The dissertation is devoted to the development of fundamental and technological bases for the creation of multi-enzyme electrochemical biosensors for practical application in various fields of human activity.
An important stage in the creation of any multi-enzyme biosensor is the testing and preparation of electrochemical transducers. Thus, the corresponding methods are developed for amperometric and conductometric transducers. The procedures are proposed to compare the measuring instruments and circuits of analysis. These procedures are mainly the same for amperometry and conductometry, but they can differ in specific experiments.

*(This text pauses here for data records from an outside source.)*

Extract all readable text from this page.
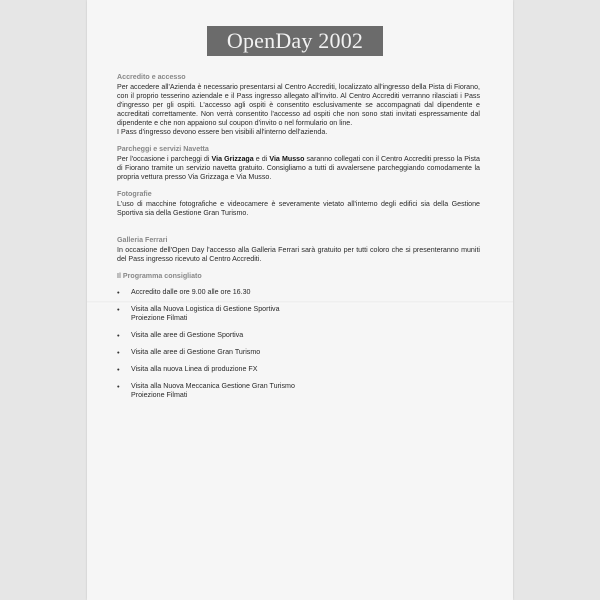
OpenDay 2002

Accredito e accesso

Per accedere all'Azienda è necessario presentarsi al Centro Accrediti, localizzato all'ingresso della Pista di Fiorano, con il proprio tesserino aziendale e il Pass ingresso allegato all'invito. Al Centro Accrediti verranno rilasciati i Pass d'ingresso per gli ospiti. L'accesso agli ospiti è consentito esclusivamente se accompagnati dal dipendente e accreditati correttamente. Non verrà consentito l'accesso ad ospiti che non sono stati invitati espressamente dal dipendente e che non appaiono sul coupon d'invito o nel formulario on line.

I Pass d'ingresso devono essere ben visibili all'interno dell'azienda.

Parcheggi e servizi Navetta

Per l'occasione i parcheggi di Via Grizzaga e di Via Musso saranno collegati con il Centro Accrediti presso la Pista di Fiorano tramite un servizio navetta gratuito. Consigliamo a tutti di avvalersene parcheggiando comodamente la propria vettura presso Via Grizzaga e Via Musso.

Fotografie

L'uso di macchine fotografiche e videocamere è severamente vietato all'interno degli edifici sia della Gestione Sportiva sia della Gestione Gran Turismo.

Galleria Ferrari

In occasione dell'Open Day l'accesso alla Galleria Ferrari sarà gratuito per tutti coloro che si presenteranno muniti del Pass ingresso ricevuto al Centro Accrediti.

Il Programma consigliato

• Accredito dalle ore 9.00 alle ore 16.30
• Visita alla Nuova Logistica di Gestione Sportiva
Proiezione Filmati
• Visita alle aree di Gestione Sportiva
• Visita alle aree di Gestione Gran Turismo
• Visita alla nuova Linea di produzione FX
• Visita alla Nuova Meccanica Gestione Gran Turismo
Proiezione Filmati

The first variant of multienzyme biosensors is based on the cascades of enzymatic reactions resulting in gradual transformation of the substrate into an electroactive product, which is registered by electrochemical transducers. In the work, the biosensors developed for the determination of lactose, maltose, arginine and acetylcholine were based on various cascades of enzymatic reactions. At the first stage, the initial biosensor responses and the calibration curves are obtained for the initial variant of device. The next important step in the multibiosensor development is optimization of basic parameters of immobilization, i.e. concentrations of enzymes and crosslinking agent and duration of the process. Then the influence of the parameters of the analyzed solution on the work of the biosensor was studied. It is also necessary to explore such parameters as signal reproducibility, operational stability, storage stability, repeatability of biosensor preparation, selectivity for possible interferents, etc. The last step in the development of biosensors is to test their analytical characteristics, such as sensitivity towards substrate, linear working range, minimal limit of detection, baseline noise and drift, measurement error, etc.
The next task was to evaluate the chances of biosensors based on the competition of different enzymes in the bioselective element for the target substrate and to analyze their peculiarities. Two bienzyme biosensors for determination of ATP and glutamate have been developed.
When creating the bienzyme biosensor for the glutamate determination considerable efforts have been made to improve its selectivity with respect to electroactive substances. It was found when ascorbate oxidase was added to the bioselective element of a biosensor based on glutamate oxidase, the response to glutamate remained constant whereas the response to ascorbic acid significantly reduced.
Two multienzyme biosensors have been developed for indirect determination of the substances. The biosensor for analysis of the creatine kinase activity was created. The second biosensor was based on the effect of inhibition enzyme by heavy metal ions.
Using the created laboratory prototypes of multi-enzyme biosensors, a number of real biological, pharmaceutical, food and environmental samples were analyzed. The biosensor data are verified by traditional methods of analysis and the high level of correlation of the obtained results is shown.
Thus, the scientific and technological bases for creating multienzyme electrochemical biosensors are substantiated and elaborated for practical use in medical diagnostics, environmental protection, agriculture, monitoring biotechnological processes, control the quality of food.